Being an RA at Belmont has been one of the most challenging and rewarding experiences I have had here. The RA position has helped me grow into being the leader that I am today. RAs have to be relatable, confident, and grounded and I feel that I’ve really filled into those roles because of the call of the job.  With residents constantly bringing you questions and personal issues you have to not only be on top of your game, but also be a person that others are comfortable confiding in.  It’s a demanding job, which requires people skills, dedication, and an attentive work ethic.  No matter where you are on campus you’re an RA. You’re constantly on the job. Despite this though I’ve found that this is one of the best things I’ve done with my life. I’m thankful that I’m been chosen to help transition freshmen into the college experience.
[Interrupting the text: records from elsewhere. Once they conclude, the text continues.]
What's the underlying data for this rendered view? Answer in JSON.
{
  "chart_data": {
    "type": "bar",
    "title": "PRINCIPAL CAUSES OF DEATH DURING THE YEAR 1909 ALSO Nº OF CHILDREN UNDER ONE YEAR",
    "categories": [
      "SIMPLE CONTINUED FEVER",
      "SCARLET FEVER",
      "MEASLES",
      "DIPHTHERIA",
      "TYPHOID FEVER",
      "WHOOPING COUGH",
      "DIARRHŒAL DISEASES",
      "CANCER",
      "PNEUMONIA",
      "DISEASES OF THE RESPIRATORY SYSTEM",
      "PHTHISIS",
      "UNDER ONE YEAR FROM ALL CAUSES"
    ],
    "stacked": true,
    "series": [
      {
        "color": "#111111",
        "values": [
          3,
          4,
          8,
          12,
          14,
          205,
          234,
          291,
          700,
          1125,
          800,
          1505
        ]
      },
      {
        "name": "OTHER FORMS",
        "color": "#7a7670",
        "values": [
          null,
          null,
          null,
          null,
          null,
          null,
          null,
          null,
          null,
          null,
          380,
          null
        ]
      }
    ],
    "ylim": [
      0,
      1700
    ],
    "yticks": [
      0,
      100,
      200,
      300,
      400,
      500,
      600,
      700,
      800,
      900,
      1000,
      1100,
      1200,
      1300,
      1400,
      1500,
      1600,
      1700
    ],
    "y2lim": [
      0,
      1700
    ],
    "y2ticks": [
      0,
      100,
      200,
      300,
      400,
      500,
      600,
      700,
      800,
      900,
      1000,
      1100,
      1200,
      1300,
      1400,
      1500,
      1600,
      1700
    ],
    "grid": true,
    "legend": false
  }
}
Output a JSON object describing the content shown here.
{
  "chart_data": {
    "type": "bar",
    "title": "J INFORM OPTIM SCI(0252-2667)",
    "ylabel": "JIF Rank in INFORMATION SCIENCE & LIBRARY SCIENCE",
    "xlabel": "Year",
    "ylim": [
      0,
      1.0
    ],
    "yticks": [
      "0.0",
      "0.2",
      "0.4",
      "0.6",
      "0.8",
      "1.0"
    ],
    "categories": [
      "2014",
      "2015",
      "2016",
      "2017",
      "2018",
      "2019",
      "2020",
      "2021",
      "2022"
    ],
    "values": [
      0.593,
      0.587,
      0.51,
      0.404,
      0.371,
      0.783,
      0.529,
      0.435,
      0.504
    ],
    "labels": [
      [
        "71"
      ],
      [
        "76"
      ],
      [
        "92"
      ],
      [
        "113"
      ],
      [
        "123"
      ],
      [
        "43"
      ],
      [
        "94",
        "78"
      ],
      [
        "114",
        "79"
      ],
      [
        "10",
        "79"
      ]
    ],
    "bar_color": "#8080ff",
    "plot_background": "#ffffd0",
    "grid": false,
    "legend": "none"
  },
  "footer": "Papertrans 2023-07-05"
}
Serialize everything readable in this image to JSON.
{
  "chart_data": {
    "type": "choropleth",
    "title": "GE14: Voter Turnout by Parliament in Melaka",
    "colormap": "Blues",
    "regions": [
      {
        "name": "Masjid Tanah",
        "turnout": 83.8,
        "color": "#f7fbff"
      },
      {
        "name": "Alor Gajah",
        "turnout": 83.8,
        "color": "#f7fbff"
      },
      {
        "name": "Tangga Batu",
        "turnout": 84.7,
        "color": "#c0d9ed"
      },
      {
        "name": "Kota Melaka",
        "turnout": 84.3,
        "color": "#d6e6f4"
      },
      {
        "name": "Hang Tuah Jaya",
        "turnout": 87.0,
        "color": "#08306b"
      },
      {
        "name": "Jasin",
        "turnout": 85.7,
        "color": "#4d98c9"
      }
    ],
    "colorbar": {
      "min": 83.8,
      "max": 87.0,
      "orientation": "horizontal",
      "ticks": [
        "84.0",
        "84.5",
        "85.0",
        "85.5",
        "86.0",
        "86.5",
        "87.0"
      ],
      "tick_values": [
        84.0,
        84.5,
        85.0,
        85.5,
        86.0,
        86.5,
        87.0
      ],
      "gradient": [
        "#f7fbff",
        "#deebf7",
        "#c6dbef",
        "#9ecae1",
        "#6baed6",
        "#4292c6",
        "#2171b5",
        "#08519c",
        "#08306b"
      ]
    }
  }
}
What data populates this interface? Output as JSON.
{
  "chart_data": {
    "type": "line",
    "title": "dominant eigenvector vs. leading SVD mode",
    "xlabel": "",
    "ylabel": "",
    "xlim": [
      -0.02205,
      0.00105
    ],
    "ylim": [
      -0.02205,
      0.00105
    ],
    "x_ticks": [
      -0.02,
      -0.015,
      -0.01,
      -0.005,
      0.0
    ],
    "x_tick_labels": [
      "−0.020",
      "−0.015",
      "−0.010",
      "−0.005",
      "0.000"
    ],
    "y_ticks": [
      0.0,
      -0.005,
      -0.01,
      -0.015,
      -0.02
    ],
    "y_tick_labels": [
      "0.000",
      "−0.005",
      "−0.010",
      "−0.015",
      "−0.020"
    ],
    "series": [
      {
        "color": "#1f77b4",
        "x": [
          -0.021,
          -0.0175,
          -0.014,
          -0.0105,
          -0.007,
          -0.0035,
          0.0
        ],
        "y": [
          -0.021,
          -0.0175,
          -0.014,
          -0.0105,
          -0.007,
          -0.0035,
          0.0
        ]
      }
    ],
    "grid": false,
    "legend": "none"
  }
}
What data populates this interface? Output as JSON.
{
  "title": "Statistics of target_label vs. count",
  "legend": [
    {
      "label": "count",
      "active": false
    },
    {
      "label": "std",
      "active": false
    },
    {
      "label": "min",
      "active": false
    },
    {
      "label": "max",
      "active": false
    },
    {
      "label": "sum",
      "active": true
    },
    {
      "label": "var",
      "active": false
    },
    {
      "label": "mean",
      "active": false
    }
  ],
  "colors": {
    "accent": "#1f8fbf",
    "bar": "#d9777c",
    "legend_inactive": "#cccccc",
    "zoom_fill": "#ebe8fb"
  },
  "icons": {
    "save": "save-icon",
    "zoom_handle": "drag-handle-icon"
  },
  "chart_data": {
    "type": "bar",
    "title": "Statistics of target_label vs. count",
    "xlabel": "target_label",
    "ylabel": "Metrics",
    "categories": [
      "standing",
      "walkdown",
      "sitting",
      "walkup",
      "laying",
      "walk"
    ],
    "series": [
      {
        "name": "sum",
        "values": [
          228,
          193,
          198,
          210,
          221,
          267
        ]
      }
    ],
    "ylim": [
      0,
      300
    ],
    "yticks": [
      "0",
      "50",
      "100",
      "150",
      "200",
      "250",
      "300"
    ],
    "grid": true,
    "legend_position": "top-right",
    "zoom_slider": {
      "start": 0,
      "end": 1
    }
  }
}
I was hired onto the ResLife staff as an alternate. This means that they wanted me to be an RA but didn’t have a spot for me. Anyone hired as an alternate shouldn’t despair. You’ve got an extremely favorable chance of getting the position the next year if you’re not hired on before that. Most of the time you’re hired onto a staff before the summer is over. If you’re an alternate it isn’t the end of the road and shouldn’t be treated as such. Although the future isn’t presented in a guaranteed position, it’s still one of promise. Over the last four years almost every alternate has been used. Although I was disappointed at first, in the end I still found my place in ResLife and couldn’t be happier.

Eleana Sklobovskaya

Eleana Sklobovskaya - First Year Bruin Hils RA

Top Five: Learner, Individualization, Responsibility, Achievement, Positivity

For as long as I can remember, I have always been drawn to leadership roles. I found nourishment in the challenges they brought, and in the growth they inspired. Naturally, when I learned about the RA position, it was not long before I decided to apply. While I came into the RA job confident that my spiritual and intellectual skillset paralleled what the job description called for, it was not until after I was immersed in the role that I came to a very important conclusion: time transcends talent. Even if an RA has the highest levels of creativity, ingenuity, faith, and relational skills, without an intentional devotion of time, the talents cannot reach their fullest potential.

This notion of time, in my opinion, is the noblest form of service; and at the same time, it is also the most rewarding. While it is perhaps the hardest part of the job, it is also the best. The saying, “you get out of it what you put in” definitely rings true. If an RA whole-heartedly devotes time to transforming and serving others, they themselves will be transformed. For me, that is ultimate satisfaction.

Megan Lamb

Megan Lamb - Returning Heron RA

Top Five: Strategic, Connectedness, Discipline, Learner, Input

Being a Resident Assistant is so much more than a typical college job--it’s the opportunity to build relationships that you wouldn’t otherwise.  I have been especially blessed to work with freshmen women in Heron Hall, watching them grow over the course of their first year of college.  Knowing my residents from the first day they set foot on campus through the day they leave for summer break is a journey that I’ve grown to deeply appreciate. Watching them transform into more mature, independent, passionate students is beautiful.  It is such a joy to have late night talks, holiday parties, and weekend adventures with them, along with helping them overcome the trials and obstacles of adjusting to college life. The RA role is so unique in that you are able to have an integral role in teaching, leading, and equipping residents to become the best they can be while developing friendships with each one.  

            Likewise, my residents and my job as an RA have profoundly affected me.  I’ve gained invaluable insight into relationships and communication, which will aid me both in the professional and personal realms of life.  Administratively I’ve been challenged to grow and to learn.  This job shapes you holistically, and is an incredible opportunity I would suggest to anyone willing to take on the challenge.  It’s a commitment that will yield invaluable rewards to those who desire to invest in it wholeheartedly.